From the question, it sounds like you want a single graph with several delineated regions with a specific xy range. This is pretty straightforward to do. You can always just draw lines on the plot to delineate the regions of interest. Here is a quick example based on your stated objectives:
import matplotlib.pyplot as plt
plt.figure()
# Set x-axis range
plt.xlim((1,9))
# Set y-axis range
plt.ylim((1,9))
# Draw lines to split quadrants
plt.plot([5,5],[1,9], linewidth=4, color='red' )
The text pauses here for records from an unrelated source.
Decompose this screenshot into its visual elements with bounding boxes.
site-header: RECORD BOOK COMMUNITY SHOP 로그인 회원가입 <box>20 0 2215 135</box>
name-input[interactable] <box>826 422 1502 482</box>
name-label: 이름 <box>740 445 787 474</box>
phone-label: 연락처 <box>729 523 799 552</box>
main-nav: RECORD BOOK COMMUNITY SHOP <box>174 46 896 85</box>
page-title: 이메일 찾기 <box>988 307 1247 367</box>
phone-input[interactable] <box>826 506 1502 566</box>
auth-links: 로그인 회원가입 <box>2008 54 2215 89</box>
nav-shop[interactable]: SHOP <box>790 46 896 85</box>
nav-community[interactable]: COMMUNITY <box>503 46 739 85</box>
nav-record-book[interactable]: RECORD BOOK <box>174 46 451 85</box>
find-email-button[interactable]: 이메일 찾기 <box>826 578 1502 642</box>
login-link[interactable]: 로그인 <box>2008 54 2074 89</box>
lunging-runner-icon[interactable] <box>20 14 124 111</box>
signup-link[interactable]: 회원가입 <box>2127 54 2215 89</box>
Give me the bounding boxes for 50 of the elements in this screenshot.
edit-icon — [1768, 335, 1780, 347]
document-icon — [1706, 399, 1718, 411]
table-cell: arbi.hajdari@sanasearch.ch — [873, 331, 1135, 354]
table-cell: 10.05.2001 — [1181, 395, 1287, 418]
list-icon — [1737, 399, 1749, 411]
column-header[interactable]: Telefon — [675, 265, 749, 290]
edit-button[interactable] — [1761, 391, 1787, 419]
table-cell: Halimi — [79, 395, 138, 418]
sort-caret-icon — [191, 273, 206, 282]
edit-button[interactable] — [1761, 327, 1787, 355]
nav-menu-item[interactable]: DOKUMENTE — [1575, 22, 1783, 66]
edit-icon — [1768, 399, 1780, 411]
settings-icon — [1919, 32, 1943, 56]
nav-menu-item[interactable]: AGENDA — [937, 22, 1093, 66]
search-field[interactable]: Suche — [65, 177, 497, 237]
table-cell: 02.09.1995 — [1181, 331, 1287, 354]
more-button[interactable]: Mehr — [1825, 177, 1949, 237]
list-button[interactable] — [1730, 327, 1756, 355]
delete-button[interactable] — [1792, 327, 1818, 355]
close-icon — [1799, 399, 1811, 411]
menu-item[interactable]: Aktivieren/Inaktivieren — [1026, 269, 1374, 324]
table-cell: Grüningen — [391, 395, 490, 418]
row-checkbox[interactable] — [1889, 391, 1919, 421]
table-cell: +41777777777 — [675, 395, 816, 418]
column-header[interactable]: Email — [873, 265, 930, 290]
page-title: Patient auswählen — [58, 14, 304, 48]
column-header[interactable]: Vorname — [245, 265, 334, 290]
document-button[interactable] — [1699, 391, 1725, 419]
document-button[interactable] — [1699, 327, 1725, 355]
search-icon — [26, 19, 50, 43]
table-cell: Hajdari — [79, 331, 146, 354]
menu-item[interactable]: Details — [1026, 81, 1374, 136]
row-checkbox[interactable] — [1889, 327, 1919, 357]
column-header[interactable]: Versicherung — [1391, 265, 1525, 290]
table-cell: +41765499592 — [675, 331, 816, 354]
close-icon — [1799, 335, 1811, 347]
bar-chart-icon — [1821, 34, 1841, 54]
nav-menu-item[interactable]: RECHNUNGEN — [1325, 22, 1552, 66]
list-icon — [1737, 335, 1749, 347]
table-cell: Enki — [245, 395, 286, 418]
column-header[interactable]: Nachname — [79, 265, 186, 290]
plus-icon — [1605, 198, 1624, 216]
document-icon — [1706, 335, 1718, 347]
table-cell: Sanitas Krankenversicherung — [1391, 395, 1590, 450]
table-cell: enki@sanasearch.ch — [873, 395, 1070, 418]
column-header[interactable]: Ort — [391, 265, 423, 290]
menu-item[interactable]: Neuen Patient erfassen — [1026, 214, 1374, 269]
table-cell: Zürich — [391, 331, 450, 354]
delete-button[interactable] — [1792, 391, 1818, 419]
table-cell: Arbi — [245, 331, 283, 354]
plt.plot([1,9],[5,5], linewidth=4, color='red' )
plt.title('Quadrant plot')
# Draw some sub-regions in upper left quadrant
plt.plot([3,3],[5,9], linewidth=2, color='blue')
plt.plot([1,5],[7,7], linewidth=2, color='blue')
plt.show()
I would take a look at the AxesGrid toolkit:
http://matplotlib.sourceforge.net/mpl_toolkits/axes_grid/index.html
Perhaps the middle image at the top of this page is something along the lines of what you are looking for. There are examples on the following page in the API documentation that should be a good starting point:
http://matplotlib.sourceforge.net/mpl_toolkits/axes_grid/users/overview.html
Without an example of what you want to do exactly it is difficult to give you the best advice.